Tween Animation - Overview

Node Tweening

Animation Actions

Opus also provides a range of actions with a number of different options which allow you to build up one or more animations.

These actions can be triggered at any time and are not confined to when the object appears or disappears on screen.

Placing the list of actions in a loop allows you to repeat the actions endlessly.

QuickAnim Tab

Opus includes an option to add readymade sets of these animation actions via the QuickAnim tab on the Actions dialog. This simply adds a preset list of actions we have created for you to produce certain popular effects such as pulse effects and so forth.
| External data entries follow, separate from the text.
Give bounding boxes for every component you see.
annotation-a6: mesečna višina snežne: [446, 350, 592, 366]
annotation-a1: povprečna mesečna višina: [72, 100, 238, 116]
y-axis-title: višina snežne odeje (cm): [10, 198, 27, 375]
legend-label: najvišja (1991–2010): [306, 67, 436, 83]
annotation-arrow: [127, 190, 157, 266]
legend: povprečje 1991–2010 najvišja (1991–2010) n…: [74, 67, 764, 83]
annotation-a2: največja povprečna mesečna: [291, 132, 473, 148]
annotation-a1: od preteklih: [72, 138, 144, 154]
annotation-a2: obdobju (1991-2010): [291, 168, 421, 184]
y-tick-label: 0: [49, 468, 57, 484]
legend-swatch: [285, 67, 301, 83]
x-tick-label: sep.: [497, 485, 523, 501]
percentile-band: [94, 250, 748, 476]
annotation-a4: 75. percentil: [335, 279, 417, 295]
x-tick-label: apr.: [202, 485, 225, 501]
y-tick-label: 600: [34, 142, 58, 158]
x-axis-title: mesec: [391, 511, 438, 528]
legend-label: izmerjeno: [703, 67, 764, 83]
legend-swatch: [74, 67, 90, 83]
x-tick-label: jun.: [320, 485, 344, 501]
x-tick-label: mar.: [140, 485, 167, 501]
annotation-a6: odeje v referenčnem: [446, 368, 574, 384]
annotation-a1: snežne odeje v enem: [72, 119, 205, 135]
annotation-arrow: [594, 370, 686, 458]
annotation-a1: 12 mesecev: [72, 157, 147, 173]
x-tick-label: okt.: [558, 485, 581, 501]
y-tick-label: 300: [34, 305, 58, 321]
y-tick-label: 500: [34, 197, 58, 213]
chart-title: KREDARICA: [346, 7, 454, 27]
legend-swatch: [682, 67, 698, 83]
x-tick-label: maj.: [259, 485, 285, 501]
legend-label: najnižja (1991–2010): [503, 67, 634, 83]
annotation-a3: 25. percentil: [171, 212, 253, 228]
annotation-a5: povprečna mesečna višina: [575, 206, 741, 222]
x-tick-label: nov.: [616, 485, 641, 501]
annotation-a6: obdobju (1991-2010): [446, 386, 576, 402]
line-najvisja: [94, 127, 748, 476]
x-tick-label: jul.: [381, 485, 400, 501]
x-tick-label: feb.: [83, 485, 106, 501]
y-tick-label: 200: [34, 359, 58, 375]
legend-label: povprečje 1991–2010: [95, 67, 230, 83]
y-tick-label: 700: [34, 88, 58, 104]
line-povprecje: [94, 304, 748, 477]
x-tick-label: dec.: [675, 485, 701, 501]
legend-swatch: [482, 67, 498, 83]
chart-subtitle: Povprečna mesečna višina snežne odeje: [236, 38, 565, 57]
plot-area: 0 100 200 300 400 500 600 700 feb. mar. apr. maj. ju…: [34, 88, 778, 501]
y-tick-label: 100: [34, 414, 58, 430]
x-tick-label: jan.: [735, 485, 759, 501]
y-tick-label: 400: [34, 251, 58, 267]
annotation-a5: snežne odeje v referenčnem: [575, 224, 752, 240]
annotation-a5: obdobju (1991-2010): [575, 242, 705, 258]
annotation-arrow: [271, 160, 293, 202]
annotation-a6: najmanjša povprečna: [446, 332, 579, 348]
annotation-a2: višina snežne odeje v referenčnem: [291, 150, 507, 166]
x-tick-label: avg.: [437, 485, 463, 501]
Once added you can edit the constituent actions in the same way as any other Animation actions.

Related Topics:

Introducing the Animation Actions

 

Animation Wizard

Opus provides an Animation Wizard that allows you to select an object on a page and then apply one of a wide range of animation effects to it. For example, you can make objects pulse, fade in and fade out, bounce around the screen and so on. The wizard allows you to set various options for each effect, thus allowing you to control how the object will be animated.

The QuickAnim tab (above) is a shortform Animation Wizard allowing to apply preset animations.

Related Topics:

The Animation Wizard

Animation Path

You can animate objects along paths you have created for them using the Animation Path tool on the Tools toolbar. This tool is often used to illustrate the direction of flow in a process during presentations – or it can just be used for highlights, attention getting or just for fun.

Related Topics:

Using Animation Paths

Flash Movies and Animated GIFs

You can add animations created in other programs using Adobe Flash (.SWF) movies and video (.FLV) as well as animated GIFs. These must be added using the Video tool on the Tools toolbar, If you use the Image tool to add GIFs only the first frame will be displayed and it will not animate.